Bill Bridges, TCMH emergency medical services director, said the plans the hospital has prepared to enact as soon as they become necessary.

“We have 11 ventilators now and can go up to 14 if we need to,” Bridges said.

“We have been preparing the east wing for COVID-19 patients in the event that our ICU exceeds its four-bed capacity,” Bridges said. “Although the CDC is no longer requiring negative pressure rooms, we do have the hallway set up so that it can be locked down and provide negative pressure to help protect the rest of the hospital’s patients.”

EAST WING WOULD BE USED

Jenny Sawyer, TCMH infection control director, said that the east wing can be fully functional in a matter of 15-20 minutes when it is needed for patients.

“It is estimated that 50 percent of staff will not show up for work in a crisis,” Bridges said. “We will need to utilize all of our staff, not just our clinical staff to help if we become overwhelmed.”

“This is a scary time for everyone, but I have walked through our halls the last two weeks and I have had the most incredible amount of people come up to me from dietary, housekeeping and from different departments across the hospital to offer help for anything else that we need to keep our hospital going,” Sawyer said.

“While 50 percent may be the average rate for other places, I think that you all will be pleasantly surprised if this hits here, because TCMH is different,” Sawyer said. “I think we will have much more than half of our staff show up for work.”

MURRAY PRAISES TAX FORCE

“I think that this group exemplifies what we are talking about as well,” Wes Murray, TCMH chief executive officer, said. “Not every rural hospital group has a Dr. Brown, Bill and Jenny heading their task force up and I promise you, they are on top of things.”

Omanez Fockler, TCMH board of trustee’s vice chair mentioned how proud she is of the task force team.

“I just want to applaud you guys,” Fockler said. “I’m an old infection control nurse and I am reading and watching all of this and I know what it is. “

“I started nursing in 1955, I know what is going on here,” Fockler said. “I am so impressed with the good work you have going on here and I call it a miracle!”

Fockler added that she believes what was said about the people at TCMH as she applauded the task force team that presented the update.

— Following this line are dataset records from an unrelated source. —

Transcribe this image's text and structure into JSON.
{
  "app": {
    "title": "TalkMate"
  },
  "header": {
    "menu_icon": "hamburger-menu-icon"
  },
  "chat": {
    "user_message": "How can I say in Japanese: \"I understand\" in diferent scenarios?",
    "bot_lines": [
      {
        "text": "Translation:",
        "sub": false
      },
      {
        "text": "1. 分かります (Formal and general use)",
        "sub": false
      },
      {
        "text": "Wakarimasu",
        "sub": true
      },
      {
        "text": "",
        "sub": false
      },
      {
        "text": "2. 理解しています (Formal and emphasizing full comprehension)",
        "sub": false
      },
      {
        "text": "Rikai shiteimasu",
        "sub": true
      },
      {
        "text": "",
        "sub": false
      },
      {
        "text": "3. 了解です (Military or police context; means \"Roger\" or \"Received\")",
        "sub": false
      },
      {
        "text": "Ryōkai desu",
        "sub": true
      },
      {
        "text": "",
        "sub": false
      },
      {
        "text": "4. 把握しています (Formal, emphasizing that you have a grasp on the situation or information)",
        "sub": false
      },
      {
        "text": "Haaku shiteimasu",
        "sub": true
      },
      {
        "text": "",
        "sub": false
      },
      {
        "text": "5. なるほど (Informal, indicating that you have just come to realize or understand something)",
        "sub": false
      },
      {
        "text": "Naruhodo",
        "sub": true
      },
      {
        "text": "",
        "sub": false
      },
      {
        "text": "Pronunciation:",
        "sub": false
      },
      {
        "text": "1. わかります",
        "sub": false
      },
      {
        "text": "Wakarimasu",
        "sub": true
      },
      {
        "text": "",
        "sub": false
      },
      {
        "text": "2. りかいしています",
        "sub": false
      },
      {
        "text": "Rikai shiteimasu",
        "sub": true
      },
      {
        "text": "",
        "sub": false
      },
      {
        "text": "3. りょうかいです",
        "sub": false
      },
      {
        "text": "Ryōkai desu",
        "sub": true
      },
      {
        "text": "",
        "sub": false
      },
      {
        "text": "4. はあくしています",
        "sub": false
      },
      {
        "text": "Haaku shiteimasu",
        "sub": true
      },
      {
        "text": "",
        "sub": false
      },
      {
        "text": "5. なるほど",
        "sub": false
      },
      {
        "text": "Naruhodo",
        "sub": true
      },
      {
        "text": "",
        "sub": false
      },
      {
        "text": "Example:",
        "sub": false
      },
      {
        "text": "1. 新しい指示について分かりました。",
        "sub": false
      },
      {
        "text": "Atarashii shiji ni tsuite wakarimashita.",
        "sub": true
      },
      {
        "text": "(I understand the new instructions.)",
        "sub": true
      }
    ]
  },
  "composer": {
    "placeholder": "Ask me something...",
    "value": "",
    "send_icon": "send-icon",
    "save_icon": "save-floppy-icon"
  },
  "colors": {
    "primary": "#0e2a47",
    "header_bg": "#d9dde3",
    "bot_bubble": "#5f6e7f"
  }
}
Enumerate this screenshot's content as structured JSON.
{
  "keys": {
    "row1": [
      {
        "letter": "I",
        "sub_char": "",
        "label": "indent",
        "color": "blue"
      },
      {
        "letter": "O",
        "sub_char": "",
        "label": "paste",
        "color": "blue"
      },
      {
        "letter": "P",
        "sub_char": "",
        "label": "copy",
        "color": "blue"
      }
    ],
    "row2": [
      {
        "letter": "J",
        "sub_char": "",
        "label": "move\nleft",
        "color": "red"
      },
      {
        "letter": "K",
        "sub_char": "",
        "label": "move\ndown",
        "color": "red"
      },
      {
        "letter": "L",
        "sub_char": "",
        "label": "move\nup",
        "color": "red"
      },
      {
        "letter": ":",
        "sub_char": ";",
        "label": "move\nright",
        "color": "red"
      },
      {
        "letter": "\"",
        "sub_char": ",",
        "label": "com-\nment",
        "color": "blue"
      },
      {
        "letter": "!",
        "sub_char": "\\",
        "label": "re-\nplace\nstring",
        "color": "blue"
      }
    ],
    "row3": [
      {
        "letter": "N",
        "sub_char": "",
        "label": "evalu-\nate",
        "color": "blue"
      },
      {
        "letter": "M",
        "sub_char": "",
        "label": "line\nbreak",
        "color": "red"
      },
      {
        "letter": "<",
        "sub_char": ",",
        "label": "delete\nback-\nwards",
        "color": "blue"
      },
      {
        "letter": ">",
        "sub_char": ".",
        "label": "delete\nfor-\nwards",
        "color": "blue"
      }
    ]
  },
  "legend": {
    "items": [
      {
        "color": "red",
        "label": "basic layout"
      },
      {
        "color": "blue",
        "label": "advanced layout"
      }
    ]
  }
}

During his closing statements, Brown mentioned that from a crisis standard, the hospital is as prepared as it can be and in a better position than many other locations.

“Moving forward as an institution, what we do and the way we do it are going to be different for a while,” Brown said. “That will mean doing things such as canceling screening procedures, keeping the cafeteria closed or doing telemedicine out of our clinics to keep patients from having to come in.”

“This is an opportunity to innovate and modernize a lot of our processes,” Brown said. “We just ask for the community’s continued support so that we can be responsive as this situation remains.”

Murray noted that the clinics do have the capability to provide audio telehealth services, but that currently they are just waiting on a final approval to use it.